# Ridge Regression Cost Function

Ridge Regression, also known as Tikhonov regularization, is a type of linear regression that includes a regularization term. The purpose of this regularization term is to penalize large coefficients in the model, which can help prevent overfitting and improve the model's generalization to new data. The cost function for Ridge Regression combines the Residual Sum of Squares (RSS) with a penalty on the size of the coefficients.
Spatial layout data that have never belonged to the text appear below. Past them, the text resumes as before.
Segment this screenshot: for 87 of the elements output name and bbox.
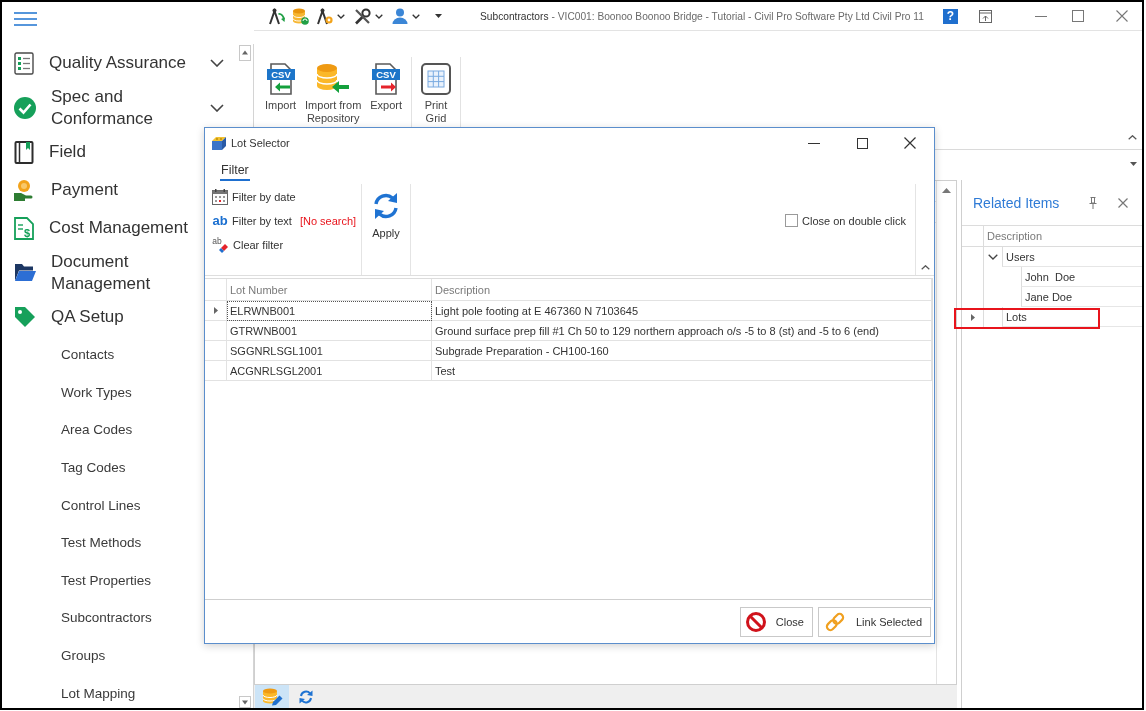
- chevron-down-icon[interactable]: [210, 59, 224, 67]
- database-import-icon: [316, 63, 351, 95]
- caret-down-icon[interactable]: [1130, 162, 1137, 166]
- check-circle-icon: [14, 96, 36, 119]
- checkbox-label[interactable]: Close on double click: [802, 214, 906, 227]
- notebook-icon: [14, 140, 34, 164]
- tag-icon: [14, 306, 36, 328]
- filter-button[interactable]: Filter by date: [212, 186, 296, 208]
- nav-subitem[interactable]: Test Methods: [2, 523, 236, 562]
- chevron-up-icon[interactable]: [920, 265, 930, 270]
- tree-item[interactable]: Lots: [1002, 307, 1142, 327]
- nav-subitem[interactable]: Subcontractors: [2, 599, 236, 637]
- scroll-up-icon[interactable]: [238, 45, 251, 61]
- table-cell: Subgrade Preparation - CH100-160: [432, 341, 932, 361]
- caret-down-icon[interactable]: [375, 13, 383, 19]
- checkbox[interactable]: [785, 214, 799, 227]
- table-cell: ELRWNB001: [227, 301, 432, 321]
- chevron-down-icon[interactable]: [210, 103, 224, 112]
- table-cell: Test: [432, 361, 932, 381]
- row-indicator-icon: [970, 313, 975, 321]
- minimize-icon[interactable]: [808, 142, 820, 144]
- row-indicator[interactable]: [205, 301, 227, 321]
- apply-button[interactable]: Apply: [369, 190, 403, 241]
- nav-subitem[interactable]: Lot Mapping: [2, 674, 236, 708]
- maximize-icon[interactable]: [856, 137, 868, 149]
- table-cell: Light pole footing at E 467360 N 7103645: [432, 301, 932, 321]
- help-button[interactable]: ?: [943, 8, 958, 24]
- refresh-icon: [373, 192, 399, 220]
- filter-button[interactable]: ab Filter by text: [212, 210, 292, 232]
- grid-icon: [421, 63, 451, 95]
- document-dollar-icon: $: [14, 216, 34, 240]
- column-header[interactable]: Description: [432, 279, 932, 301]
- refresh-icon: [298, 688, 314, 705]
- close-button[interactable]: Close: [739, 606, 813, 637]
- ribbon-button[interactable]: Print Grid: [418, 57, 454, 127]
- compass-sync-icon[interactable]: [268, 7, 285, 25]
- database-pencil-icon: [261, 687, 283, 706]
- tools-icon[interactable]: [354, 7, 371, 25]
- folder-icon: [14, 263, 36, 282]
- caret-down-icon[interactable]: [337, 13, 345, 19]
- table-cell: GTRWNB001: [227, 321, 432, 341]
- scroll-up-icon[interactable]: [942, 188, 951, 193]
- nav-item[interactable]: Quality Assurance: [2, 44, 236, 82]
- row-indicator-icon: [213, 307, 218, 314]
- close-icon[interactable]: [904, 137, 916, 149]
- filter-button[interactable]: ab Clear filter: [212, 234, 284, 256]
- menu-icon[interactable]: [14, 12, 37, 26]
- dialog-title: Lot Selector: [231, 137, 290, 149]
- chain-link-icon: [823, 610, 846, 633]
- toolbar-button[interactable]: [255, 685, 289, 708]
- search-status: [No search]: [299, 215, 357, 227]
- text-format-icon: ab: [212, 214, 228, 228]
- tree-item[interactable]: Jane Doe: [1021, 287, 1142, 307]
- nav-subitem[interactable]: Groups: [2, 636, 236, 675]
- calendar-icon: [212, 189, 228, 205]
- database-sync-icon[interactable]: [292, 7, 309, 25]
- caret-down-icon[interactable]: [412, 13, 420, 19]
- tab[interactable]: Filter: [220, 158, 250, 181]
- user-icon[interactable]: [392, 8, 408, 24]
- column-header[interactable]: Description: [984, 226, 1142, 246]
- tree-item[interactable]: Users: [1002, 247, 1142, 267]
- window-subtitle: - VIC001: Boonoo Boonoo Bridge - Tutorial - Civil Pro Software Pty Ltd Civil Pro 11: [551, 10, 924, 22]
- table-cell: SGGNRLSGL1001: [227, 341, 432, 361]
- nav-subitem[interactable]: Tag Codes: [2, 448, 236, 487]
- ribbon-button[interactable]: CSV Import: [262, 57, 300, 127]
- nav-subitem[interactable]: Test Properties: [2, 561, 236, 600]
- column-header[interactable]: Lot Number: [227, 279, 432, 301]
- chevron-up-icon[interactable]: [1128, 135, 1137, 140]
- caret-down-icon[interactable]: [435, 14, 442, 18]
- pin-icon[interactable]: [1089, 196, 1097, 209]
- scroll-down-icon[interactable]: [238, 696, 251, 708]
- link-button[interactable]: Link Selected: [817, 606, 931, 637]
- nav-subitem[interactable]: Area Codes: [2, 411, 236, 449]
- tree-item[interactable]: John Doe: [1021, 267, 1142, 287]
- window-title: Subcontractors: [480, 10, 549, 22]
- panel-title: Related Items: [973, 194, 1061, 211]
- cube-icon: [211, 135, 227, 151]
- checklist-icon: [14, 51, 34, 75]
- compass-gear-icon[interactable]: [316, 7, 333, 25]
- table-cell: Ground surface prep fill #1 Ch 50 to 129 northern approach o/s -5 to 8 (st) and -5 to 6 (end): [432, 321, 932, 341]
- nav-subitem[interactable]: Control Lines: [2, 486, 236, 524]
- prohibition-icon: [745, 611, 766, 632]
- ribbon-button[interactable]: Import from Repository: [301, 57, 366, 127]
- chevron-down-icon[interactable]: [988, 254, 998, 260]
- nav-item[interactable]: Spec and Conformance: [2, 82, 236, 133]
- ribbon-button[interactable]: CSV Export: [367, 57, 405, 127]
- table-cell: ACGNRLSGL2001: [227, 361, 432, 381]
The Ridge Regression cost function is given by:

$J(\theta) = \frac{1}{2n} \sum_{i=1}^{n} (y_i - \hat{y}_i)^2 + \lambda \sum_{j=1}^{m} \theta_j^2$

where:
- $J(\theta)$ is the cost function to be minimized.
- $n$ is the number of observations.
- $y_i$ is the actual value for the \(i\)-th observation.
- $\hat{y}_i$ is the predicted value for the \(i\)-th observation, which is calculated as $\hat{y}_i = \theta^T x_i$ where $\theta$ is the coefficient vector and $x_i$ is the feature vector for the \(i\)-th observation.
- $\lambda$ is the regularization parameter, a hyperparameter that controls the amount of shrinkage: the larger the value of $\lambda$, the greater the amount of shrinkage and thus the coefficients become more robust to collinearity.
- $\theta_j$ are the model coefficients, and $m$ is the number of features (excluding the intercept).
- The first term is the RSS divided by $2n$, which normalizes the RSS by the number of observations.
- The second term is the regularization term, where $\lambda \sum_{j=1}^{m} \theta_j^2$ adds a penalty for large coefficients.

### Practical Example with Ridge Regression Cost Function

Let's consider a simple example with a dataset containing only 2 observations and 1 feature to illustrate the computation of the Ridge Regression cost function.

Suppose we have the following dataset:

| Observation | Feature ($x_1$ | Actual Value ($y$ |
|-------------|------------------|---------------------|
| 1           | 1                | 2                   |
| 2           | 2                | 3                   |

And we have a simple Ridge Regression model with the following parameters:

- $\theta_0 = 0.5$ (intercept)
- $\theta_1 = 1$ (coefficient for $x_1$
- $\lambda = 0.1$

Our model predicts $\hat{y}$ as:

$\hat{y} = \theta_0 + \theta_1 x_1$

Let's compute the cost function $J(\theta)$ for this model and dataset.

### Step 1: Compute Predicted Values
Calculate the predicted values $\hat{y}$ for each observation.

For Observation 1: $\hat{y}_1 = 0.5 + 1 \times 1 = 1.5$  
For Observation 2: $\hat{y}_2 = 0.5 + 1 \times 2 = 2.5$

### Step 2: Compute RSS
Calculate the Residual Sum of Squares (RSS).

RSS = $(2 - 1.5)^2 + (3 - 2.5)^2 = 0.25 + 0.25 = 0.5$

### Step 3: Compute Regularization Term
Calculate the regularization term.

Regularization Term = $\lambda \sum_{j=1}^{m} \theta_j^2 = 0.1 \times 1^2 = 0.1$

### Step 4: Compute Cost Function
Combine the RSS and the regularization term to get the cost function $J(\theta)$.

$J(\theta) = \frac{1}{2 \times 2} \times 0.5 + 0.1 = 0.125 + 0.1 = 0.225$

### Interpretation
The cost function value of 0.225 represents the cost associated with our Ridge Regression model given the dataset and the chosen $\lambda$. It includes both the error in prediction (RSS) and the penalty for the size of the coefficient. Minimizing this cost function during training helps in finding the coefficients that not only fit the training data well but are also kept relatively small to avoid overfitting.